Besides those mentioned the following buildings were totally destroyed in the conflagration: The Newton House, two-story frame; Smith's meat market and apartments, two-story frame; Wilds's hardware store, two-story frame; Gidding's general store, two-story frame; Gregg's Opera house, two-story frame; Calkin's barber shop, one-story frame; Colton's general store and Masonic hall, two-story frame; Fitch's saloon and hall, two-story frame; Sherman's drug store, two-story frame; Dayton's restaurant, two-story frame; McNare's bakery, one-story frame; Collin's meat market, Grange hall and Field's store, two-story frame; Silver's furniture store, two-story frame; Austin & Myers's hardware store, two-story frame; Egnors's millinery store and Harvey's law office, two-story frame; Hadden's hardware store, two-story frame; Morgan's tobacco shop, two-story frame; Gilflin's shoe shop, one-story frame; the Whitbeck block, two-story brick; the Post office and Smith & Reed's general store, two-story frame; Farlands' jewelry store and Westcott's law office, two-story frame. In nearly all these buildings there were living rooms on the second floor.

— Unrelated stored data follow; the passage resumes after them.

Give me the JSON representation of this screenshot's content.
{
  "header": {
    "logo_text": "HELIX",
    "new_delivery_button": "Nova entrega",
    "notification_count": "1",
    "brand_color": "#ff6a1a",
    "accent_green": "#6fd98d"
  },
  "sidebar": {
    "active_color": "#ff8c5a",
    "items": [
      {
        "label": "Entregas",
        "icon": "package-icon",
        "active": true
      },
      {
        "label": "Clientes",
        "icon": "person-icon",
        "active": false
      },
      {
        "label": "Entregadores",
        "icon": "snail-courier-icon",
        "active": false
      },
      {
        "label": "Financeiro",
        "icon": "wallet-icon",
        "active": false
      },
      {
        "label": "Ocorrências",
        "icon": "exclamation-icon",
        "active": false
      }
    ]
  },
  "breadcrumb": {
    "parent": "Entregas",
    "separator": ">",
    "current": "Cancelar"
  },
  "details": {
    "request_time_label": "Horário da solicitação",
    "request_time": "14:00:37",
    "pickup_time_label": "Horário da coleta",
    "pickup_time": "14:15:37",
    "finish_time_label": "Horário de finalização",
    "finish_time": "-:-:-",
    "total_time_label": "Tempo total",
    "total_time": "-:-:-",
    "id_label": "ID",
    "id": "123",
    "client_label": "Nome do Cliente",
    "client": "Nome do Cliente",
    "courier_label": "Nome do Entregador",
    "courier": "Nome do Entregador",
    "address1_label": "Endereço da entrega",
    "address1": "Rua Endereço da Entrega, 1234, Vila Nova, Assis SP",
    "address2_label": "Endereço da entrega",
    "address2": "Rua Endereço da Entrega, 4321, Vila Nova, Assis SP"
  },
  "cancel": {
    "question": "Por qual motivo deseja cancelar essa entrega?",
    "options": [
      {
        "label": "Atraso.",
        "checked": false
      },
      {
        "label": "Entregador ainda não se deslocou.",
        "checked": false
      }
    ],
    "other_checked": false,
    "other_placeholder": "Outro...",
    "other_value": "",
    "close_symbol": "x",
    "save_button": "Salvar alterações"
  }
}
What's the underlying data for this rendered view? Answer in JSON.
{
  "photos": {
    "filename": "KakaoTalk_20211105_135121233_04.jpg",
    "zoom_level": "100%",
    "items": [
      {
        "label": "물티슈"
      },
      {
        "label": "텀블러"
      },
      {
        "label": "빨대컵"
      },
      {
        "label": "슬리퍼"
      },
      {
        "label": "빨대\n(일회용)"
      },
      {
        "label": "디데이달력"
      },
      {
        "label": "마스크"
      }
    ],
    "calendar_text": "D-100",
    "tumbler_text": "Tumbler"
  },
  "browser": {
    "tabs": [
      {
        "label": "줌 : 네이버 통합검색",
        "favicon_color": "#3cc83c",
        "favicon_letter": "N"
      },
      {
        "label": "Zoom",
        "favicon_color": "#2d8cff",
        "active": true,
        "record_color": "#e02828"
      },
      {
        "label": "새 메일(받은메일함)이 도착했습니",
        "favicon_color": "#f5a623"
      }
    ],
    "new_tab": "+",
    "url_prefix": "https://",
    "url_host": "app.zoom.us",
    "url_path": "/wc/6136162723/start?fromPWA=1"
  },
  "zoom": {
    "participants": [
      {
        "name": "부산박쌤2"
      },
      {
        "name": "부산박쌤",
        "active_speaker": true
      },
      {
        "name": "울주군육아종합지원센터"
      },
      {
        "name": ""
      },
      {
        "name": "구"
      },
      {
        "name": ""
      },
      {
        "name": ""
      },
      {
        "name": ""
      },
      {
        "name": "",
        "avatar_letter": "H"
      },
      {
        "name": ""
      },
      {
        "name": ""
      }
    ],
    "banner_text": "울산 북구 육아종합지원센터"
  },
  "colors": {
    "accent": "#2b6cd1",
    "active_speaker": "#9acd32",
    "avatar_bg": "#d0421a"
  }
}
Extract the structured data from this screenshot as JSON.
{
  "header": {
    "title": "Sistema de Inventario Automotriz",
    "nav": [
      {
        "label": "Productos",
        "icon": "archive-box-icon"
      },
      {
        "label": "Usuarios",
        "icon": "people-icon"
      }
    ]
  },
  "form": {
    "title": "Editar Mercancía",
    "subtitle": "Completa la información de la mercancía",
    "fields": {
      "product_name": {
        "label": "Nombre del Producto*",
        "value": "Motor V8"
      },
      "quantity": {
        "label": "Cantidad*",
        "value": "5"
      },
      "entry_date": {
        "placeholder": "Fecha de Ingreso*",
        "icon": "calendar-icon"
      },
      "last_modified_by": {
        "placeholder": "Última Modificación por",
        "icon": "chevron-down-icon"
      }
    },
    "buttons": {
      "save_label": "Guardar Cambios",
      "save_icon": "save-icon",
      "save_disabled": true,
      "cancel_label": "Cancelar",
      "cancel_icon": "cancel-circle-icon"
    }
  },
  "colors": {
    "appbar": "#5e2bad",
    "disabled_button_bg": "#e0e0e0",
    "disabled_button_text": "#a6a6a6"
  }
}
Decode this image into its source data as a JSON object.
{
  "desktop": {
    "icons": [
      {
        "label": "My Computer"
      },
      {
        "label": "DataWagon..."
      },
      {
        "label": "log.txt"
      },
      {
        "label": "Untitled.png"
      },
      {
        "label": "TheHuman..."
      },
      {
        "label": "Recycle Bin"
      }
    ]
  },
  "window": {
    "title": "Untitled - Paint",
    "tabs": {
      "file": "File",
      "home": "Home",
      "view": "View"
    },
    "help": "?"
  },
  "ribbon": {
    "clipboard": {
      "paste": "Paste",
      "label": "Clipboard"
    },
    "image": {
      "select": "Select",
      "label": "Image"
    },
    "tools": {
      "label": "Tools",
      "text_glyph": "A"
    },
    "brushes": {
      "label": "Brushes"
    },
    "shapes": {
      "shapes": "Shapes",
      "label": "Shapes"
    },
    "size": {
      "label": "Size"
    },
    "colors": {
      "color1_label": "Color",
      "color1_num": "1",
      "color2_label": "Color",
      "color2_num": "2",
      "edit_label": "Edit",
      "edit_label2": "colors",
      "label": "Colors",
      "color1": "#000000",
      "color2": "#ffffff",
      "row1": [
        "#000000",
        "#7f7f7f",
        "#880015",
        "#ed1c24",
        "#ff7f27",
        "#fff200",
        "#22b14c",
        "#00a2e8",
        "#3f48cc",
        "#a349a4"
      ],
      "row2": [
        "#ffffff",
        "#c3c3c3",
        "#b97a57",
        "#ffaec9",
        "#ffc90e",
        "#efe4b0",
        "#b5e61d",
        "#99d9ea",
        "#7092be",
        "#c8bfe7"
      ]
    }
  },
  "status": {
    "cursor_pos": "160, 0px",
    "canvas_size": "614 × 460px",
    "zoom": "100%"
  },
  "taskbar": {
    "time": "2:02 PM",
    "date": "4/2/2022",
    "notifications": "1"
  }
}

The flames spread with great rapidity, and the people living over the stores were lucky to escape with their lives and in their night clothes without attempting to save any of their belongings. Some of the people did not carry insurance and their loss is complete.

The local firemen and the visiting fire fighters confined their efforts to saving adjoining property upon their arrival. It was useless to play water on the buildings which were afire. The fire burned from 3 until 6 o'clock.